The banking industry the world over has invested heavily and benefited substantially from computer technology to transfer traditional services related to checking, saving, loans, debts, credit cards etc. Banks first focused on computer applications in back offices to improve productivity, efficiency and reduce cost. They then moved on to front offices for tellers to improve customer services. Similarly banks have also invested heavily over the last 25 years to create global ATM infrastructure to improve access and take some of the banking services to street corners. Now they have an enormous opportunity to take ATM and other banking functions to mobile phones without any substantial incremental investments.
Banks should be interested in mobile phone technologies for three reasons:
1. To provide additional channel for delivery to mobile customers for convenience, comfort, control, visibility and security anywhere, anytime.
2. To acquire new customers at lower acquisition costs, mainly because there are more mobile phone subscribers in the world than bank account holders
3. To guard their eroding deposit base from big merchants offering prepaid cards and Internet players like PayPal.
The mobile commerce and banking have been in the making for several years with several faulty starts. Many early experiments based on small phone screens and server based wallets had very poor user experience and were not scalable.
To make mobile banking a reality, five things are required:
· Smart phones with bigger color displays and ability to connect with the Internet and download software applications directly from the net
· Simple and intuitive user interface with traditional leather wallet metaphor to incorporate branding and familiar images of credit card logos etc.
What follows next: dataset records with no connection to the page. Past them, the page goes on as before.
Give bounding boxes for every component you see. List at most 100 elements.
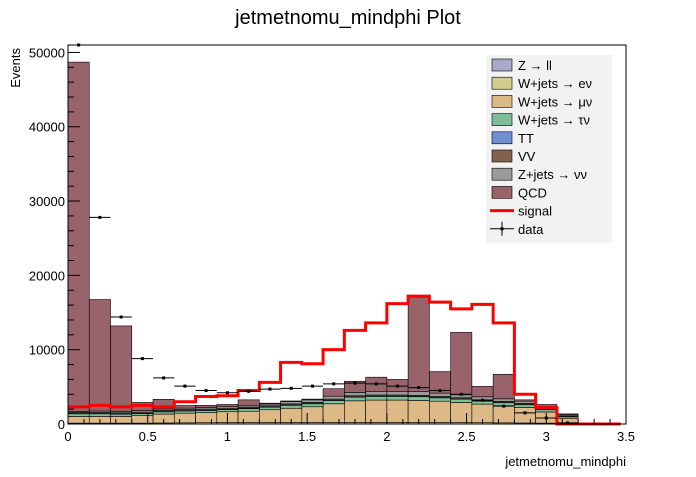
bar-3-5: [174, 411, 195, 413]
bar-3-7: [217, 410, 238, 412]
data-marker-5: [183, 385, 186, 388]
legend-swatch-4: [492, 132, 512, 144]
bar-7-7: [217, 404, 238, 406]
bar-2-15: [387, 400, 408, 422]
legend-entry-0: Z → ll: [492, 58, 552, 73]
bar-7-2: [111, 326, 132, 411]
bar-2-3: [132, 416, 153, 423]
bar-3-17: [429, 398, 450, 401]
y-tick-label-4: 40000: [29, 120, 65, 135]
bar-3-10: [281, 405, 302, 408]
bar-3-0: [68, 414, 89, 417]
data-marker-20: [502, 405, 505, 408]
legend-label-4: TT: [518, 131, 534, 146]
legend-swatch-5: [492, 150, 512, 162]
bar-3-6: [196, 410, 217, 412]
bar-3-2: [111, 414, 132, 416]
bar-3-9: [259, 407, 280, 410]
legend-label-8: signal: [518, 204, 552, 219]
x-tick-label-0: 0: [64, 429, 71, 444]
x-axis-label: jetmetnomu_mindphi: [504, 454, 626, 469]
bar-6-20: [493, 399, 514, 402]
data-marker-17: [439, 389, 442, 392]
bar-7-12: [323, 389, 344, 396]
y-tick-label-3: 30000: [29, 194, 65, 209]
bar-2-2: [111, 416, 132, 423]
bar-2-8: [238, 411, 259, 422]
legend-label-0: Z → ll: [518, 58, 552, 73]
bar-6-15: [387, 391, 408, 395]
legend-swatch-2: [492, 95, 512, 107]
data-point-10: [281, 387, 302, 390]
bar-7-21: [514, 400, 535, 401]
bar-7-20: [493, 374, 514, 399]
bar-3-13: [344, 397, 365, 401]
bar-7-10: [281, 401, 302, 402]
x-tick-label-2: 1: [224, 429, 231, 444]
bar-7-11: [302, 399, 323, 400]
bar-7-1: [89, 300, 110, 411]
x-tick-label-1: 0.5: [139, 429, 157, 444]
bar-7-16: [408, 297, 429, 391]
data-marker-2: [120, 315, 123, 318]
bar-7-0: [68, 62, 89, 411]
data-marker-8: [247, 390, 250, 393]
legend-label-1: W+jets → eν: [518, 76, 592, 91]
bar-6-21: [514, 401, 535, 403]
x-tick-label-5: 2.5: [458, 429, 476, 444]
data-point-1: [89, 216, 110, 219]
legend-entry-3: W+jets → τν: [492, 113, 590, 128]
bar-3-21: [514, 405, 535, 408]
legend-entry-1: W+jets → eν: [492, 76, 592, 91]
data-point-5: [174, 385, 195, 388]
bar-3-8: [238, 409, 259, 412]
data-point-7: [217, 391, 238, 394]
x-tick-label-4: 2: [383, 429, 390, 444]
bar-7-5: [174, 405, 195, 408]
x-tick-label-7: 3.5: [617, 429, 635, 444]
x-tick-label-3: 1.5: [298, 429, 316, 444]
x-tick-label-6: 3: [543, 429, 550, 444]
bar-3-22: [536, 410, 557, 412]
bar-7-9: [259, 403, 280, 404]
legend-marker-9: [501, 227, 504, 230]
bar-2-6: [196, 413, 217, 423]
legend-label-9: data: [518, 222, 544, 237]
legend-label-5: VV: [518, 149, 536, 164]
bar-6-13: [344, 392, 365, 395]
bar-2-12: [323, 404, 344, 423]
legend-swatch-1: [492, 77, 512, 89]
data-point-11: [302, 385, 323, 388]
data-point-9: [259, 388, 280, 391]
legend-entry-7: QCD: [492, 185, 547, 200]
data-point-6: [196, 389, 217, 392]
bar-7-8: [238, 400, 259, 406]
data-point-12: [323, 382, 344, 385]
bar-2-20: [493, 406, 514, 423]
bar-3-4: [153, 412, 174, 414]
data-marker-6: [205, 389, 208, 392]
bar-2-21: [514, 407, 535, 423]
data-marker-7: [226, 391, 229, 394]
data-point-3: [132, 357, 153, 360]
data-marker-14: [375, 382, 378, 385]
bar-3-11: [302, 404, 323, 407]
bar-7-19: [472, 386, 493, 396]
bar-2-9: [259, 410, 280, 423]
legend-entry-6: Z+jets → νν: [492, 167, 587, 182]
data-marker-18: [460, 393, 463, 396]
bar-7-23: [557, 414, 578, 415]
legend-swatch-3: [492, 114, 512, 126]
legend-swatch-7: [492, 186, 512, 198]
data-marker-19: [481, 399, 484, 402]
data-marker-10: [290, 387, 293, 390]
bar-3-15: [387, 396, 408, 400]
data-marker-15: [396, 385, 399, 388]
legend-swatch-0: [492, 59, 512, 71]
bar-6-16: [408, 392, 429, 396]
legend-swatch-6: [492, 168, 512, 180]
y-tick-label-2: 20000: [29, 268, 65, 283]
data-marker-21: [524, 411, 527, 414]
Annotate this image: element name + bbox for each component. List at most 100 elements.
· Multiple secure payment options and services for consumers to select whatever they want from wherever they are
· Ability to store, manage and maintain accounts, receipts and budgets
· Ability to conduct physical world transactions at retail merchants
The first four are already in place. With these most of the banking functionalities related to checking balances, conducting and viewing transactions, transfer money, pay bills, receive loyalty coupons, purchase tickets etc. are possible today. The ability to conduct transactions at merchant requires interface between mobile phones and the point of sale (POS) through proximity radio frequency signals called near field communication (NFC) hardware and software. These terminals are already in place in Japan, Europe and US and are now being field tried in India and China.
Once consumers begin to conduct financial transactions using mobile phones it will be easy to integrate, customize and personalize cash, credit, loans, awards points, coupons and other promotions and incentives in real time.
The consumer will essentially focus more on spending mobile bits and bytes and less on cash as we understand today. If, for example, a one-million-mile award on international airlines, amounting to ten round trips from new York to New Delhi, is converted to instant cash, anywhere, anytime to buy other goods and services, how would this consumer account for this transaction in income tax?
For consumers to benefit from mobile banking three stakeholders will have to collaborate-banks for the financial services, Telcos for content and delivery and merchants for promotions and purchases. This could indeed create a win-win situation for all, especially the young early adapters to buy ring tones, music, games, books, movie tickets etc. If banks do not recognize the opportunity and take the initiative to drive mobile payment, there are others like Microsoft, Google, e-Bay, Yahoo! and perhaps Wal-Mart waiting in the wings to grab the new frontiers of tomorrow.
Quite inevitably the shift is caused by forces not within the industry but without. The dramatic emergence of mobile telephony worldwide is fraught with enormous implications for the future of banking and that of the form and concept of money.
The disruptive effect of mobile telephony for traditional banking has not been even recognized by the banking industry, let alone planned for. Part of the reason is that the traditionally conservative industry is naturally reluctant to adapt to this dramatic change. The institutional inertia is a serious challenge that this industry will have to address if it does not want non-banking players such as Telcos and other service providers to gradually take over the role that banks have played so far.
People around the world will no longer find it necessary to park all their cash in the banks. Instead they will have different instruments representing money sitting on their mobile phones. So instead of spending cash, they will be spending bits and bytes.